La présidence de la République, selon des sources généralement bien informées, s’est soustraite du contrôle à priori de la Direction centrale des marchés publics (Dcmp) et de celui à posteriori de l’Agence de régulation des marchés publics (Armp). Le chef de l’Etat aurait signé récemment, un décret mettant hors du champ de compétence de ces structures de contrôle et de régulation des marchés publics, ou à tout le moins une dérogation à ses services, ses services rattachés et agences logées au palais. Désormais, au Palais, « l’appel d’offres n’est plus la règle », se désolent plusieurs observateurs.
(Re)bonjour, le gré à gré à la pelle ! Bienvenue aux marchés à la tête du client ou à l’importance de sa « générosité », doit-on se dire désormais à la présidence de la République qui se serait, selon des sources généralement bien informées, soustraite du champ de compétence de la Direction centrale des marchés publics (Dcmp) et de l’Agence de régulation des marchés publics (Armp). Selon les mêmes sources, le chef de l’Etat aurait récemment signé « après plusieurs hésitations cependant », confient-elles un décret dispensant ses services, services rattachés et agences logées au Palais, (Dieu sait qu’elles sont nombreuses !) du contrôle à priori de la Dcmp et à posteriori de l’Armp pour tout ce qui concerne la passation de marchés publics ou à tout le moins leur offrant dérogation à ce niveau.
Une situation qui si elle venait à se confirmer porterait selon plusieurs observateurs interpellés, une atteinte grave à la « seule révolution » de l’alternance réalisée avec l’assentiment et le soutien de tous : le Code des marchés publics avec ses structures opératoires que sont la Dcmp et l’Armp. Si le décret dont on a entendu « parler » ici et là, venait à prendre effet, ni la Dcmp encore moins l’Armp n’auront plus à s’occuper des marchés de la présidence de la République.
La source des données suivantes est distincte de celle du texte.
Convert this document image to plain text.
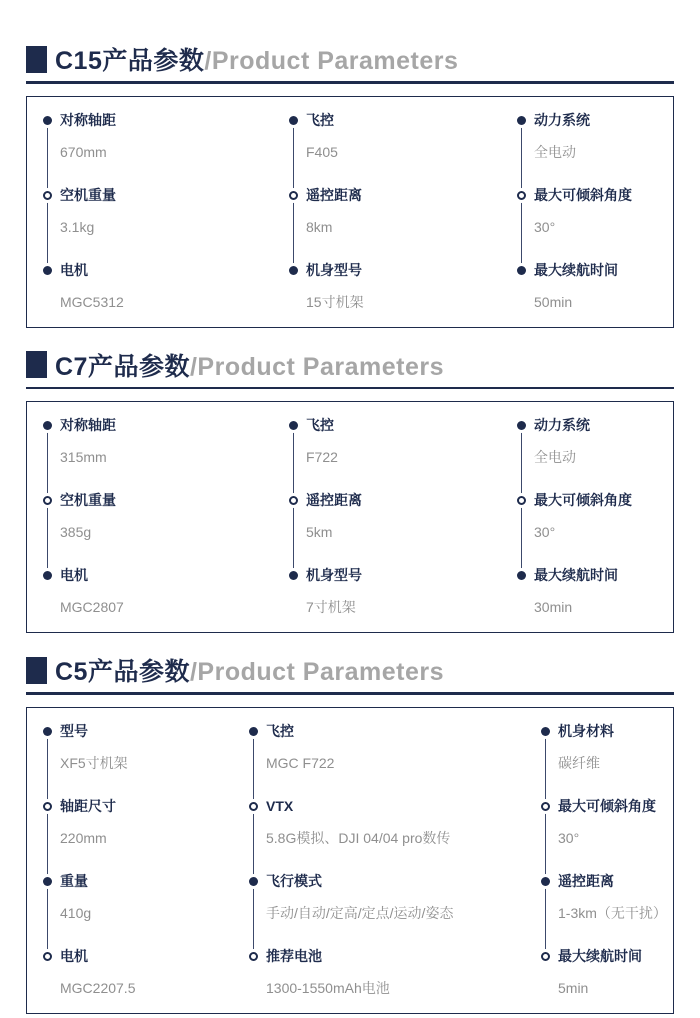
C15产品参数/Product Parameters
对称轴距
670mm
空机重量
3.1kg
电机
MGC5312
飞控
F405
遥控距离
8km
机身型号
15寸机架
动力系统
全电动
最大可倾斜角度
30°
最大续航时间
50min
C7产品参数/Product Parameters
对称轴距
315mm
空机重量
385g
电机
MGC2807
飞控
F722
遥控距离
5km
机身型号
7寸机架
动力系统
全电动
最大可倾斜角度
30°
最大续航时间
30min
C5产品参数/Product Parameters
型号
XF5寸机架
轴距尺寸
220mm
重量
410g
电机
MGC2207.5
飞控
MGC F722
VTX
5.8G模拟、DJI 04/04 pro数传
飞行模式
手动/自动/定高/定点/运动/姿态
推荐电池
1300-1550mAh电池
机身材料
碳纤维
最大可倾斜角度
30°
遥控距离
1-3km（无干扰）
最大续航时间
5min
L’Armp qui, forte de sa mission de régulation du système de passation des marchés publics et des conventions de délégation de services publics joue les gendarmes de la transparence et de la régularité au point d’en séduire plus d’un et d’avoir l’estime grandissante des masses populaires qui voient en elle, le gardien de leurs pauvres deniers, ne pourra plus approuver ou désapprouver un marché du palais. Un coup dur au modèle sénégalais si envié, qui commençait même à faire tâche d’huile dans la sous région.
Si la dispense ou dérogation présidentielle se confirmait, le chef de l’Etat aura suscité « une zone de non droit » dans la gestion des commandes publiques, entraînant forcément une gouvernance préjudiciable au pays, se désole-t-on dans les milieux préoccupés par les questions de gouvernance et de transparence dans la gestion des deniers publics. On y fait remarquer que pendant « qu’on oblige les petits ministères à se conformer à la réglementation ou à se laisser épinglés par l’Armp, on s’offre à la présidence de la République dérogation pour passer les marchés qu’on veut et dans les conditions qu’on veut ». Ce qui crée une réglementation à géométrie variable à leurs yeux et une violation même de la constitution de janvier 2001 du Sénégal, où « la transparence dans la gestion et la bonne gouvernance » sont bien inscrites. En tous les cas, un coup d’arrêt à l’exemple sénégalais dans ce domaine.
Quand on sait par ailleurs que la valeur des marchés publics représente 5% du PIB, on peut imaginer d’ici, le volume qui risque d’être distrait du contrôle avec une présidence de la République qui, malgré le sévère réquisitoire en 2000 contre les prédécesseurs, est devenu aujourd’hui plus qu’hier, le siège des structures de gestion opérationnelle de l’économie nationale. Avec ses multiples agences et services, qui échappent à toute législation, laissant la désagréable impression d’un immense Bazar où la tontine des imams, la valse des valises (celle de Ségura entre autres) et autres billevesées peuvent se passer sans déranger personne, la présidence de la République semble inviter l’Etat et ses démembrements à la mal gouvernance assurément. On s’attendait pourtant à l’inverse à l’avènement du régime issu des urnes de mars 2000.
Pendant que l’on soustrait le palais tranquillement de toute surveillance sur les passations de marchés publics, secteur porteur de toutes les suspicions de corruption et de concussion, on instruit son Garde des sceaux pour une information sur les délibérations d’autres élus, ceux de la Commune de Dakar également plébiscités par le même suffrage universel du peuple, le seul dépositaire du pouvoir en République.